日本マインドフルネス学会は、欧米でマインドフルネス瞑想が注目される以前から、瞑想の効果に注目し、瞑想実践や研究を行ってきた心理学・精神医学・宗教領域の専門家を中心に設立されました。

マインドフルネス瞑想は、1回の実践による一時的なストレス軽減やリラックスという状態レベルの効果だけでなく、むしろ継続的な実践による特性レベルの効果が注目されているものです。効果を最大限に引き出すために、どのような手続き・組み合わせによるマインドフルネス実践の継続がより効果的か、実践を継続するためのモティベーションをどのように維持するかなど、科学的エビデンスが求められている多くの課題があります。またマインドフルネス実践のプログラムは実践者が生活する社会に適したものであることが求められ、また、効果に関するエビデンスは実践者が生活する社会で得られたものであることが重要です。これらの課題に答えていくためには、我が国においてもこの領域に関心のある研究者や実践家がネットワークを作り、お互いの知見を交換し合い、議論・検討する場が必要です。本学会は、そのような場として機能するために設立されました。

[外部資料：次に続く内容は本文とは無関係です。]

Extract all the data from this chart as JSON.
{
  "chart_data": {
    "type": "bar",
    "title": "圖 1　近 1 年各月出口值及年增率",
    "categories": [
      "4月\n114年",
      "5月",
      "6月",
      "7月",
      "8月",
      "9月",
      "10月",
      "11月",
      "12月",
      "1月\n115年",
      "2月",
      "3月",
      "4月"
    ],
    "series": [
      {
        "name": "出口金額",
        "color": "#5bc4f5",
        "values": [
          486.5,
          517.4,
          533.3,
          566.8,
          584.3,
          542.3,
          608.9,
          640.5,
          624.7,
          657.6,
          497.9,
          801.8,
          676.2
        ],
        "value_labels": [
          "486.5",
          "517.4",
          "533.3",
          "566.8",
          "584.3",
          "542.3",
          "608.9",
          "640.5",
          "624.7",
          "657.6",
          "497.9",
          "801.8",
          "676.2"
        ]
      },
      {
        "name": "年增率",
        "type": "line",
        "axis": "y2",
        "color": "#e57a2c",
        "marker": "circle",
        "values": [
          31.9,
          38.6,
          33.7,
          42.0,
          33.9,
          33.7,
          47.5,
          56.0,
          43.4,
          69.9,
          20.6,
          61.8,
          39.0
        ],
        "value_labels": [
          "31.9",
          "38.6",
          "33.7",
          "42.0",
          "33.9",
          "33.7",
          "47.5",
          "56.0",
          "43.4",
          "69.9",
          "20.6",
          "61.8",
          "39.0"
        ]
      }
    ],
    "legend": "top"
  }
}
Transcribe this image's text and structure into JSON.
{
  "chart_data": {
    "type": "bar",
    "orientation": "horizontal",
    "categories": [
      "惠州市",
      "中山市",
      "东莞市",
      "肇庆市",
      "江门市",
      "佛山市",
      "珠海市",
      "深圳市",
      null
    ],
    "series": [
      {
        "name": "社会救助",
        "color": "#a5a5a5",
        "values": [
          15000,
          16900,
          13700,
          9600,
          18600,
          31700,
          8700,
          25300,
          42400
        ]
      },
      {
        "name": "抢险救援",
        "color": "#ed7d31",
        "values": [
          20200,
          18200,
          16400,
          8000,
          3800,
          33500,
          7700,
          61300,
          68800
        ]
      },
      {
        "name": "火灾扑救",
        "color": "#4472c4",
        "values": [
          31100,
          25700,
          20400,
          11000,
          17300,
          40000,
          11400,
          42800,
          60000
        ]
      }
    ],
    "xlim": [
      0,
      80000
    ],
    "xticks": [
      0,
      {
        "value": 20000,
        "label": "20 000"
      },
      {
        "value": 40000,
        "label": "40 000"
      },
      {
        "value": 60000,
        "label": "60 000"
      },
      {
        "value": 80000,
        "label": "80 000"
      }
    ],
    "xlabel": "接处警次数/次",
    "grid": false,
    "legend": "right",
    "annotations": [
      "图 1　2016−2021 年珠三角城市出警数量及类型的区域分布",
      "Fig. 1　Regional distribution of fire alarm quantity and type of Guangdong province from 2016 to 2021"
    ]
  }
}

ストレス社会といわれる現代社会におけるマインドフルネスは、現時点ではストレス対処法としてのマインドフルネスといえるかもしれません。ストレスとうまく付き合うために、マインドフルネスという新しい引き出しを増やすことは役立ちます。しかしまた、無我や空の思想の伝統を有し、3.11を経験した我が国におけるマインドフルネスは、ストレス対処法としての個人主義的なマインドフルネスを超えて、縁起と絆を根幹に据えた共生のマインドフルネスを目指したい、さらには共生のマインドフルネスを発信していきたいという思いがあります。

多くの方に本学会にご参加いただき、科学実証主義/エビデンスベースドの枠組みの中で力を合わせ、ご一緒に日本社会と文化を背景にした介入プログラムの開発・工夫・実証そして発信を目指して活動し、この領域の発展に寄与していきたいと存じます。